Following the publication of its Manifesto, the Scotland and Northern Ireland Plumbing Employers’ Federation (SNIPEF) has welcomed the latest Construction Policy Note (CPN 1/2021) from the Scottish Government which addresses one of its key planks.

The note, issued in March by the Construction Procurement Policy Unit, focuses on Sustainable Tender Pricing, which SNIPEF highlighted in its document as a primary area for consideration by the incoming government after the Holyrood election in May.

The comprehensive Manifesto was intended to alert legislators to the issues on which the Federation has been consistently campaigning, among which procurement on a whole life basis rather than lowest cost was of immediate relevance.

Now the policy note is reminding bidders of the importance of submitting realistic and sustainable bids, and public sector clients of ensuring that only those bids that represent the best value in terms of whole life cycle and project delivery are accepted.

The public sector spends around £4 million a year on construction, a sector made up in Scotland of 31,000 businesses which employ 170,000 people. It is a vital part of the Scottish economy.

Fiona Hodgson, Chief Executive of SNIPEF, said: “Our Manifesto was aimed at helping to build a resilient and sustainable construction landscape in which plumbing and heating firms can develop, compete and thrive.

“It is encouraging that the new policy note on sustainable tendering recognises that the public sector must identify abnormally low tenders, investigate them and exclude them if there is no reasonable justification for the bid. However, it would be more encouraging if it outlined clear means of enforcement.
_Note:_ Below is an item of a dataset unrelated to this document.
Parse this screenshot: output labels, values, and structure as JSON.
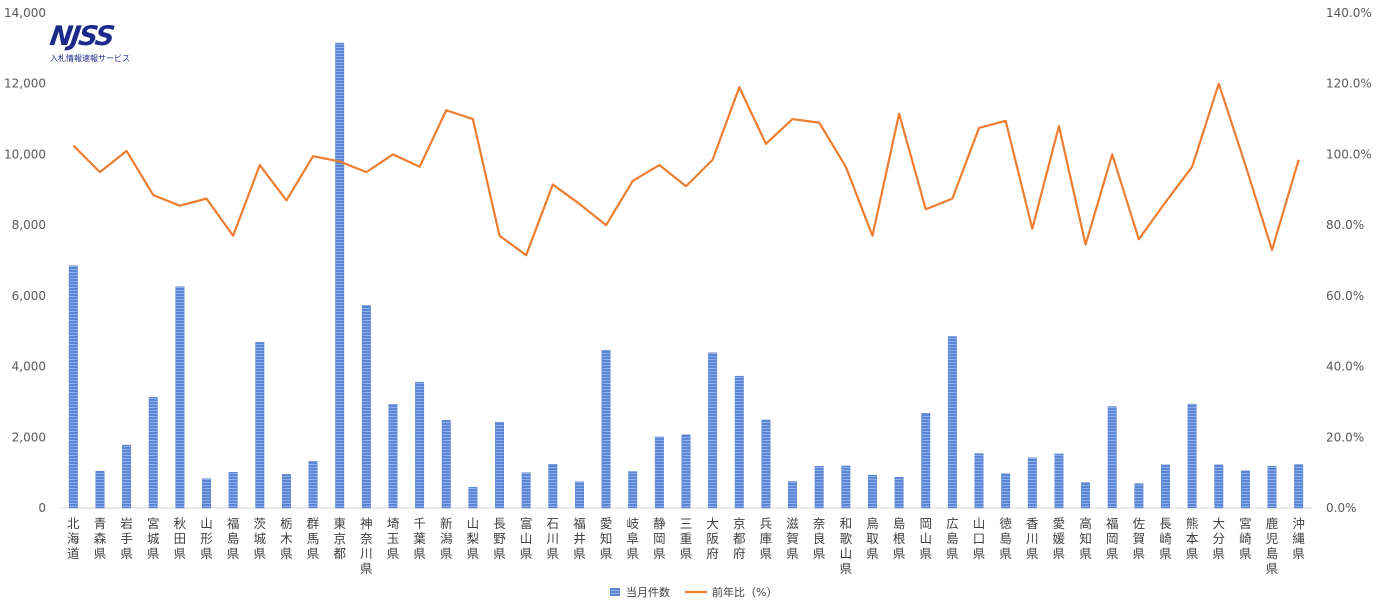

“Unsustainable pricing benefits no one and it is the responsibility of contractors and clients to end this corrosive practice and incorporate a culture in which such practices are unacceptable.”

The CPN argues that the real issue is an environment in which low bidding is the norm. It says the practice can stem from a perception among bidders that winning a tender is the start of the discussion on price. It adds that contracting authorities may misguidedly place a greater emphasis on price than is healthy.

Specialist construction industry consultant Len Bunton, said: “this is a step in the right direction, however a great deal of work needs to be carried out here to see this becoming a reality. Government keeps talking about procurement becoming value driven, and not lowest cost, so a procurement strategy needs to be delivered to ensure this happens. The practice of subcontractors being asked to give further discounts before a subcontract is placed, is wholly unacceptable and more transparency is needed.”

Professor Rudi Klein, construction expert and a major force in driving industry improvement, said: “I pay tribute to SNIPEF’s campaigning on this issue. Unsustainable pricing militates against firms being able to deliver social value such as employing apprentices, upskilling their workforces and investing in new equipment and technologies which altogether drive-up quality.”

The Manifesto from SNIPEF, which represents more than 750 businesses and more than 5,000 plumbing and heating operatives in Scotland and Northern Ireland, highlighted four key areas: Net Zero; Employment; Fair Work, including procurement practices; and Protection of Title.